Calcitriol was orally administered to pregnant rats (20/dosage) from gestation day 7 to gestation day 15. Dosages tested were 0 (control), 0.02, 0.08 and 0.30 ug/kg/day. Numbers of fetuses, implantation sites and resorption sites were counted. Fetuses were weighed and examined for external abnormalities. One- third of the fetuses in each litter were examined for visceral abnormalities, two-thirds of the fetuses in each litter were prepared for skeletal evaluation. Maternal weight gain was significantly reduced in dams receiving 0.3 ug/kg/day. No biologically significant adverse effects on rat embryonic or fetal development were observed at any of the tested dosages. There was no evidence that calcitriol was teratogenic in rats. Calcitriol was orally administered to pregnant rabbits from gestation day 7 to gestation day 18. Dosages tested were 0, 0.02, 0.08 and 0.30 ug/kg/day for 31, 16, 15 and 16 rabbits respectively. Numbers of live or dead p0ups, resorption sites, corpora lutea and implantation sites were recorded. Fetuses were examined for external abnormalities, dissected to check for visceral abnormalities and prepared for skeletal evaluation. Marked weight loss occurred among high-dose dams; 3 high-dose animals died - 2 clearly as a result of hypervitaminosis D. The mean litter size was reduced and the resorption frequency was increased among high-dose dams. Although not statistically significant, these changes were considered to be biologically significant by the authors. The percentage of viable pups that survived 24 hours of incubation was significantly decreased at the highest dose. The average fetal body weight was slightly reduced at this dosage as well. While the overall incidence of external, visceral and skeletal anomalies was comparable among all groups, one entire litter in each of the 0.08 and 0.30 ug/kg groups exhibited multiple external malformations. These malformations included open eyelids, microphthalmia, cleft palate, reduced long bones, gnarled paws, pes caves, shortened ribs and sternebral defects in 9 mid-dose fetuses and open eyelids, reduced long bones and shortened ribs in 6 high-dose fetuses. The authors concluded that while the low incidence of litters involved, the lack of clear dose-response and the lack of statistical significance made it uncertain that these abnormalities were related to calcitriol administration this possibility could not be discounted.

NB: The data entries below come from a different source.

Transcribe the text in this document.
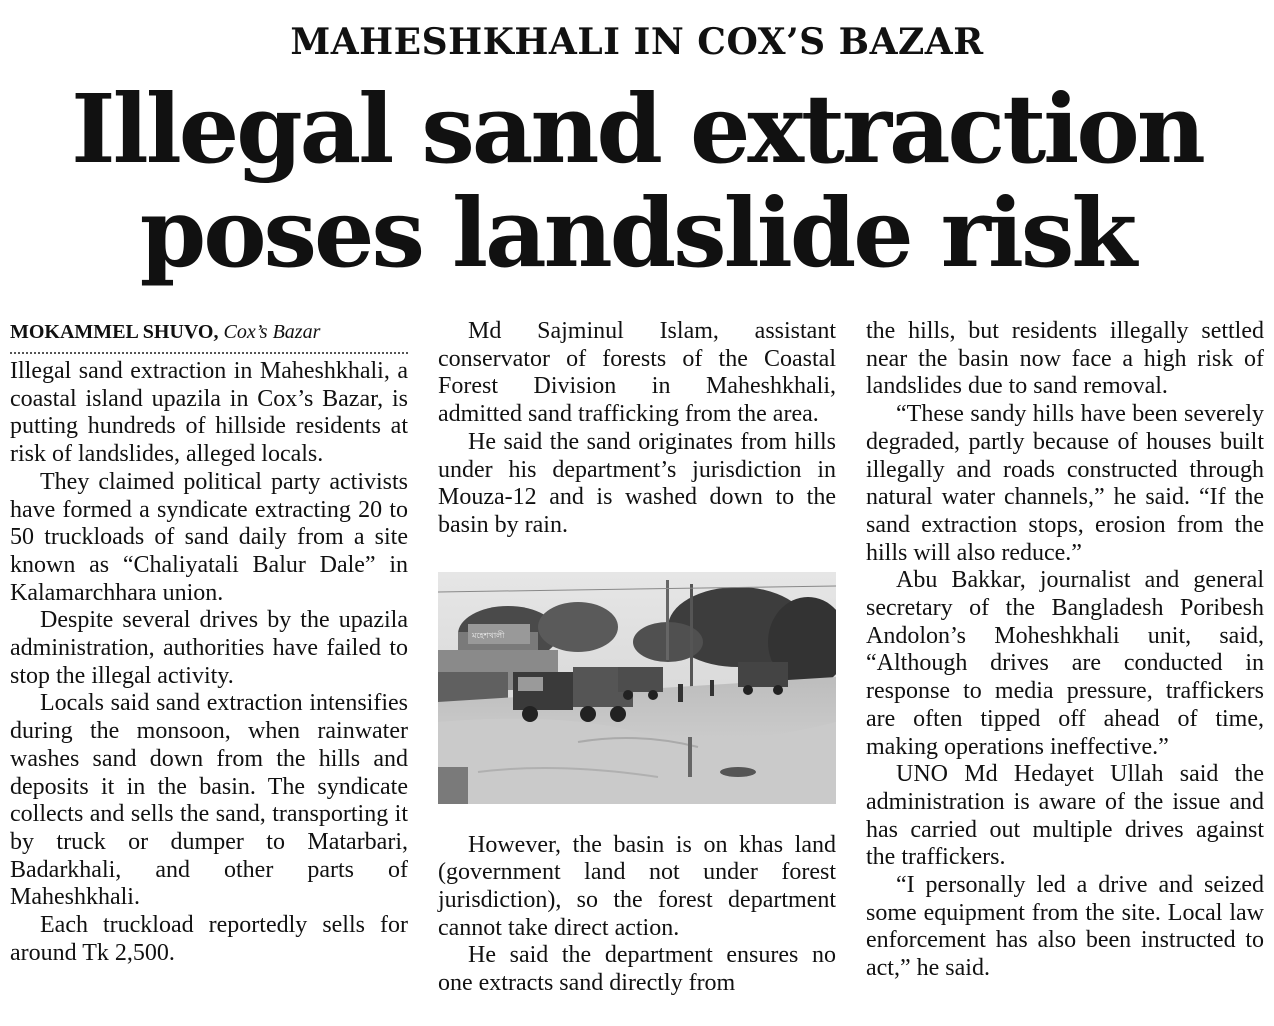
MAHESHKHALI IN COX’S BAZAR
Illegal sand extraction
poses landslide risk
MOKAMMEL SHUVO, Cox’s Bazar

Illegal sand extraction in Maheshkhali, a coastal island upazila in Cox’s Bazar, is putting hundreds of hillside residents at risk of landslides, alleged locals.

They claimed political party activists have formed a syndicate extracting 20 to 50 truckloads of sand daily from a site known as “Chaliyatali Balur Dale” in Kalamarchhara union.

Despite several drives by the upazila administration, authorities have failed to stop the illegal activity.

Locals said sand extraction intensifies during the monsoon, when rainwater washes sand down from the hills and deposits it in the basin. The syndicate collects and sells the sand, transporting it by truck or dumper to Matarbari, Badarkhali, and other parts of Maheshkhali.

Each truckload reportedly sells for around Tk 2,500.

Md Sajminul Islam, assistant conservator of forests of the Coastal Forest Division in Maheshkhali, admitted sand trafficking from the area.

He said the sand originates from hills under his department’s jurisdiction in Mouza-12 and is washed down to the basin by rain.

মহেশখালী

However, the basin is on khas land (government land not under forest jurisdiction), so the forest department cannot take direct action.

He said the department ensures no one extracts sand directly from

the hills, but residents illegally settled near the basin now face a high risk of landslides due to sand removal.

“These sandy hills have been severely degraded, partly because of houses built illegally and roads constructed through natural water channels,” he said. “If the sand extraction stops, erosion from the hills will also reduce.”

Abu Bakkar, journalist and general secretary of the Bangladesh Poribesh Andolon’s Moheshkhali unit, said, “Although drives are conducted in response to media pressure, traffickers are often tipped off ahead of time, making operations ineffective.”

UNO Md Hedayet Ullah said the administration is aware of the issue and has carried out multiple drives against the traffickers.

“I personally led a drive and seized some equipment from the site. Local law enforcement has also been instructed to act,” he said.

Perinatal and Postnatal Studies:

Calcitriol was orally administered to pregnant rats (20/dosage) from gestation day 15 through day 21 of lactation. Dosages tested were 0, 0.02, 0.08 and 0.30 ug/kg/day. Hypercalcemia and hypophosphatemia were noted in dams receiving 0.08 and 0.30 ug/kg/day. Serum sampled from pups on postnatal day 21 was hypercalcemic in both the mid- and high-dose groups. Aside from this no adverse effects on reproduction or pup growth and survival were observed at the tested dosages.

Mutagenicity:

There was no evidence of mutagenicity as studied by the Ames Method. Concentrations as high as 1000 ug were found to be non mutagenic to Salmonella strain.